Osténtanse las flores que cuelgan de tu techo
En mil y mil guirnaldas para adornar tu sien:
Y el gigantesco loto que brota de tu lecho,
Con frescos ramilletes inclínase también.
Se dobla en tus orillas, cimbrándose, el papayo,
El mango con sus pomas de oro y de carmín:
Y en los ilamos saltan gozoso el papagayo,
El ronco carpintero y el dulce colorín.
Y cuando el sol se oculta detrás de los palmares,
Y en tu salvaje templo comienza a obscurecer,
Del ave te saludan los últimos cantares
Que lleva de los vientos el vuelo postrimer.
La noche viene tibia; se cuelga ya brillando
La blanca luna, en medio de un cielo de zafir;
Y todo allá en los bosques se encoge y va callando,
Y todo en tus riberas empieza ya a dormir.
Entonces en tu lecho de arena aletargado.
Cubriéndote las palmas con lúgubre capuz,
También te vas durmiendo, apenas alumbrado
Del astro de la noche por la argentada luz.
Y así resbalas muelle; ni turban tu reposo
Del remo de las barcas el tímido rumor,
Ni el brinco repentino del pez que huye medroso
En busca de las peñas que esquiva el pescador;
Ni el silbo de los grillos que se alza en los esteros,
Ni el ronco que a los aires los caracoles dan,
Ni el huaco vigilante que en gritos lastimeros
Inquieta entre los juncos el sueño del caimán.
En tanto, los cocuyos en polvo refulgente
Salpican los umbrosos yerbajes del huamil,
Y las obscuras malvas del algodón naciente
Que crece de las cañas de maiz en el carril.

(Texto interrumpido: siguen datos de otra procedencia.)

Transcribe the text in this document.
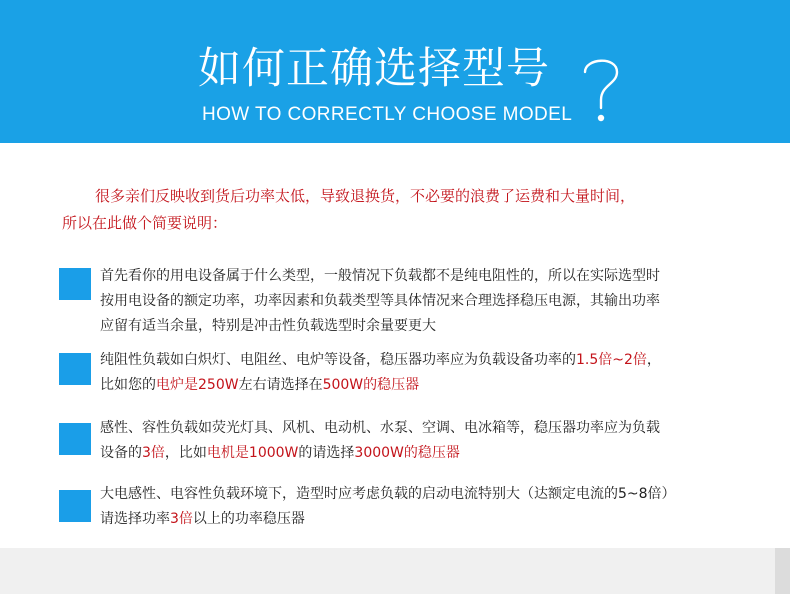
如何正确选择型号
HOW TO CORRECTLY CHOOSE MODEL
很多亲们反映收到货后功率太低，导致退换货，不必要的浪费了运费和大量时间，
所以在此做个简要说明：
首先看你的用电设备属于什么类型，一般情况下负载都不是纯电阻性的，所以在实际选型时
按用电设备的额定功率，功率因素和负载类型等具体情况来合理选择稳压电源，其输出功率
应留有适当余量，特别是冲击性负载选型时余量要更大
纯阻性负载如白炽灯、电阻丝、电炉等设备，稳压器功率应为负载设备功率的1.5倍~2倍，
比如您的电炉是250W左右请选择在500W的稳压器
感性、容性负载如荧光灯具、风机、电动机、水泵、空调、电冰箱等，稳压器功率应为负载
设备的3倍，比如电机是1000W的请选择3000W的稳压器
大电感性、电容性负载环境下，造型时应考虑负载的启动电流特别大（达额定电流的5~8倍）
请选择功率3倍以上的功率稳压器
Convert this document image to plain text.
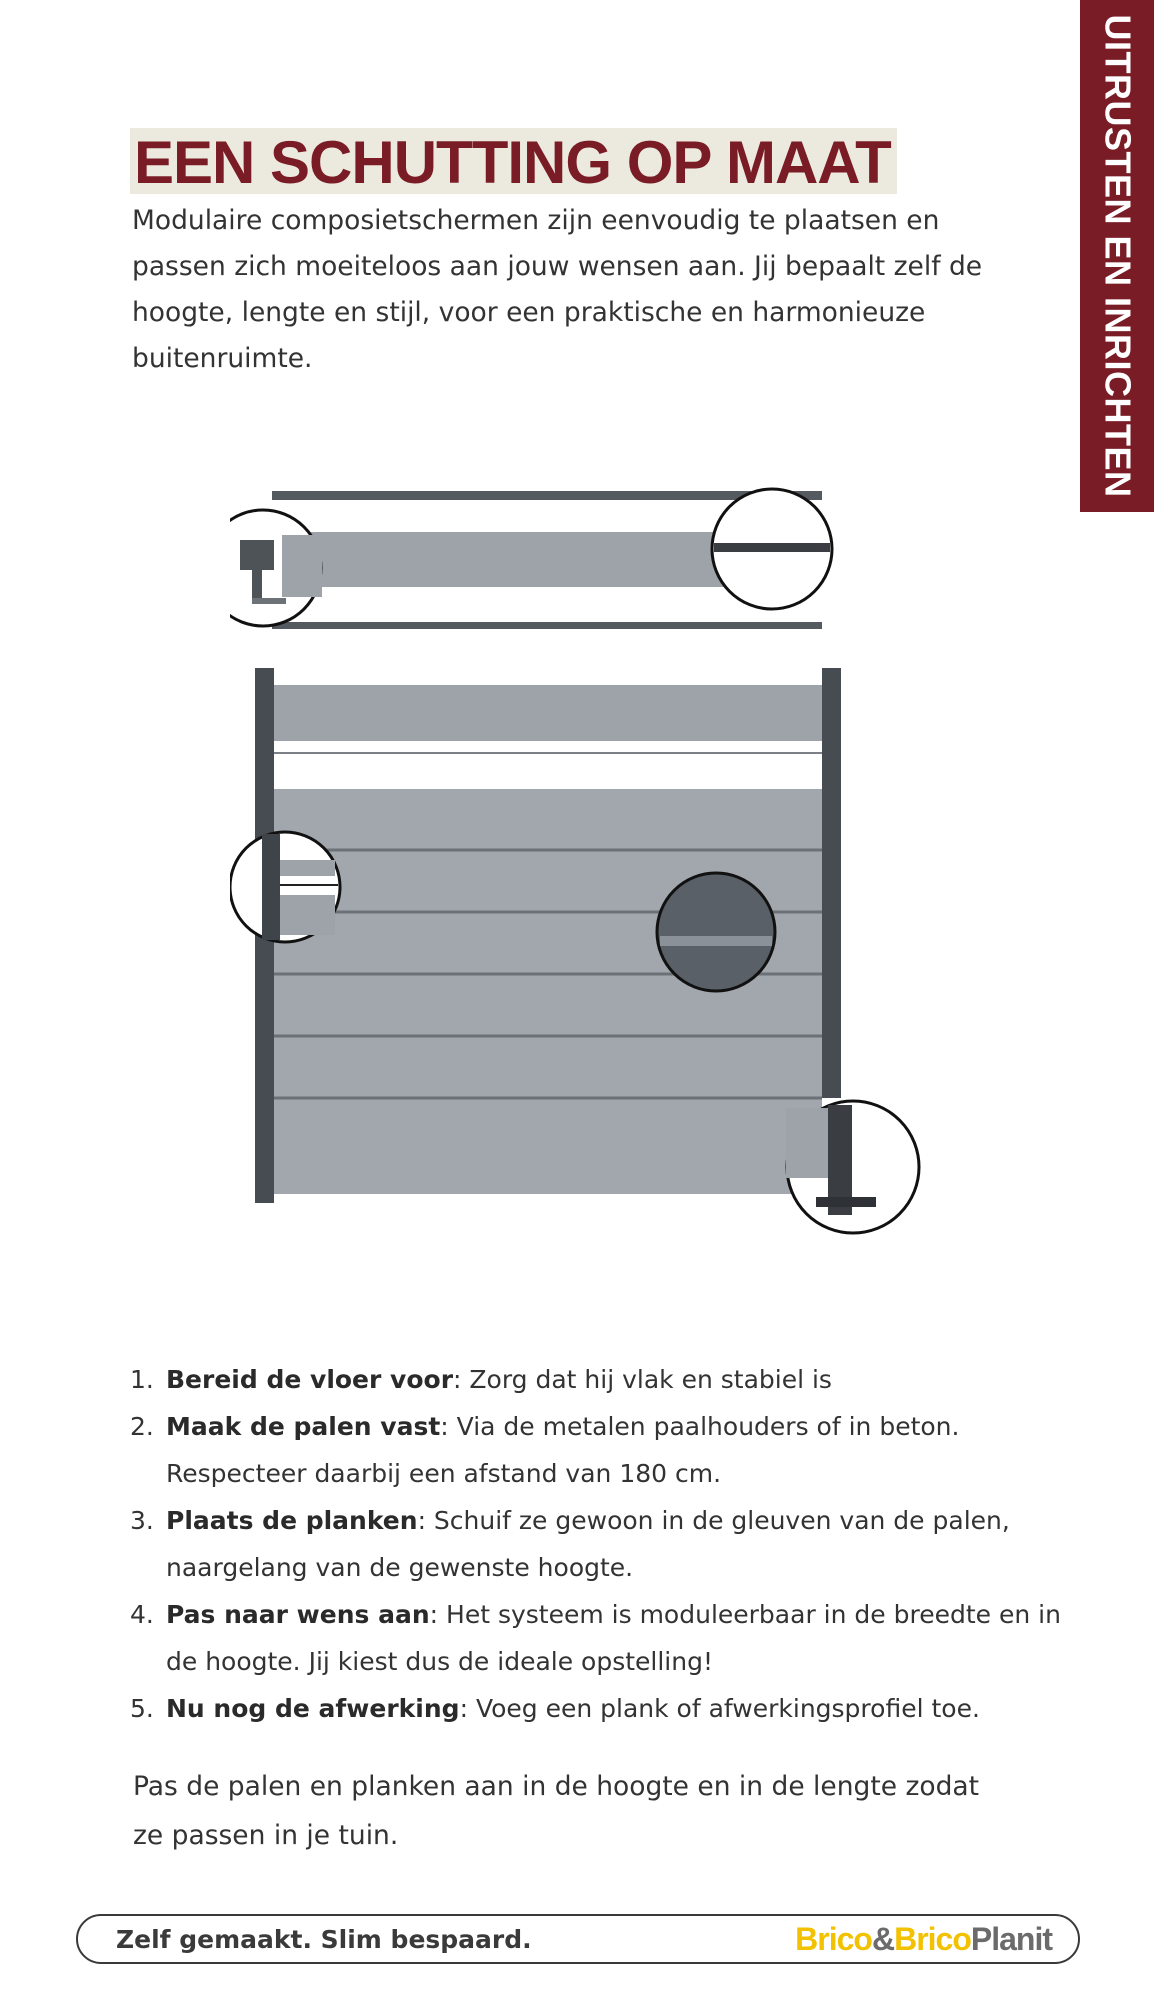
UITRUSTEN EN INRICHTEN
EEN SCHUTTING OP MAAT

Modulaire composietschermen zijn eenvoudig te plaatsen en passen zich moeiteloos aan jouw wensen aan. Jij bepaalt zelf de hoogte, lengte en stijl, voor een praktische en harmonieuze buitenruimte.

1. Bereid de vloer voor: Zorg dat hij vlak en stabiel is
2. Maak de palen vast: Via de metalen paalhouders of in beton. Respecteer daarbij een afstand van 180 cm.
3. Plaats de planken: Schuif ze gewoon in de gleuven van de palen, naargelang van de gewenste hoogte.
4. Pas naar wens aan: Het systeem is moduleerbaar in de breedte en in de hoogte. Jij kiest dus de ideale opstelling!
5. Nu nog de afwerking: Voeg een plank of afwerkingsprofiel toe.

Pas de palen en planken aan in de hoogte en in de lengte zodat ze passen in je tuin.

Zelf gemaakt. Slim bespaard.	Brico&BricoPlanit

Y en tanto en la cabaña la joven que se mece
En la ligera hamaca y en lánguido vaivén,
Arrúllase cantando la zamba que entristece,
Mezclando con las trovas el suspirar también.
Mas de repente, al aire resuenan los bordones
Del arpa de la costa con incitante son,
Y agítanse y preludian la flor de las canciones,
La dulce malagueña que alegra el corazón.
Entonces de los Barrios la turba placentera,
En pos del arpa, el bosque comienza a recorrer,
Y todo en breve es fiesta y danza en su ribera,
Y todo amor, y cantos y risas de placer.
Así transcurren breves y sin sentir las horas;
Y de tus blandos sueños en medio del sopor,
Escuchas a tus hijas, morenas seductoras,
Que entonan a la luna sus cántigas de amor.
Las aves en sus nidos, de dicha se estremecen,
Los floripondios se abren, su esencia a derramar;
Los céfiros despiertan y suspirar parecen,
Tus aves en el álveo se sienten palpitar.
Las palmas se entrelazan; la luz, en sus caricias.
Destierra de tu lecho la triste obscuridad;
Las flores a las auras inundan de delicias...
Y sólo el alma siente su triste soledad.
Adiós, callado río: tus verdes y risueñas
Orillas no entristezcan las quejas del pesar;
Que oírlas sólo deben las solitarias peñas
Que azota con sus tumbos embravecido el mar.
Tú queda reflejando la luna en tus cristales
Que pasan en tus bordes tupidos a mecer
Los verdes ahuejotes y azules carrizales
Que al sueño, ya rendidos, volviéronse a caer.
Tú corre blandamente bajo la fresca sombra
Que el mangle con sus ramas espesas te formó,
Y duerman tus remansos en la mullida alfombra
Que alegre primavera de flores matizó.